Für Fluggäste, die in Deutschland ohne Visum gestrandet“ sind, möchte die Bundespolizei Ausnahmevisa erstellen, damit diese sich endlich außerhalb der Flughäfen bewegen können.

Die österreichische Swiss hat den Betrieb teilweise wieder aufgenommen. Flüge von Österreich in nördliche Richtung finden jedoch nicht statt.

In der Schweiz kann der Luftraum mit einer Reisehöhe von mindestens 6,4 km überquert werden.

In Skandinavien ist der Flugverkehr, allerdings mit Einschränkungen, möglich. So ist der Flughafen von Helsinki weiter geschlossen. Damit fällt ein wichtiger Knotenpunkt aus. In Dänemarkt sind Überflüge in großer Höhe erlaubt, das Starten und Landen bleibt aber weiter bis heute Abend um 18:00 Uhr untersagt.

Nachdem in Polen kurzeitig an einigen Flughäfen wieder Betrieb herrschte, wurden dieser erneut, fast ausnahmslos gesperrt. Der polnische Luftraum kann jedoch in einer Höhe ab ungefähr 6,4 km überflogen werden.
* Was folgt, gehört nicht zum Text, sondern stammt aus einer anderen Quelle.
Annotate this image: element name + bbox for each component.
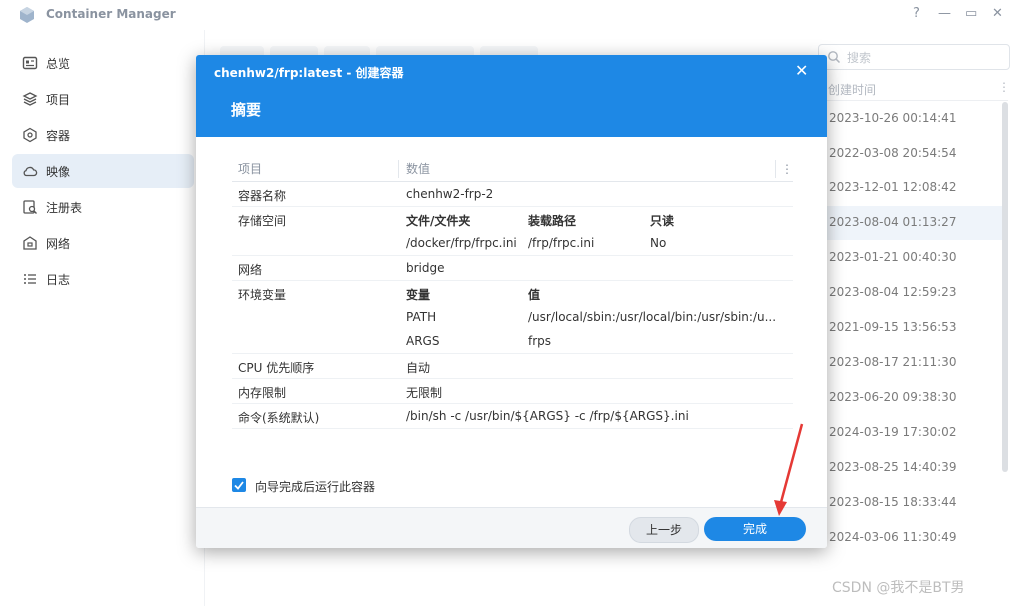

Die nationale Flugaufsicht in Tschechien hat die Sperrung des Luftraumes zunächst für 48 Stunden aufgehoben. Bis Mittwoch liegt es hier an den Airlines selbst, ob sie den Flugbetrieb wieder aufnehmen, wenn sie dies möchten.

In Großbritannien bleiben die Flughäfen bis mindestens Dienstag Nacht um 02:00 Uhr (MEZ) gesperrt.

Die spanischen Landeplätze sind wieder geöffnet und bieten sich als Drehkreuz für europäische Touristen an, welche z.B. in Amerika feststecken.

Frankreich hat die meisten seiner Flughäfen zunächst bis Dienstagmorgen geschlossen. Südlich der Linie Bordeaux-Nizza finden jedoch Flüge statt.

Italiens Norden ist für den Fluverkehr, zunächst bis Montagabend 20:00 Uhr, geschlossen.

Russland hat alle seine Flughäfen geöffnet, so dass Reisende mit Ziel USA dies mit Aeroflot tun können. Die Airline fliegt über den Nordpol in die Staaten.

Die Vulkanasche ist Meterologen zu Folge unterwegs in Richtung Kanada. Allerdings wird sie dort aller Voraussicht nach den Flugverkehr nicht beeinflussen, da sie sich bis dahin zerstreut.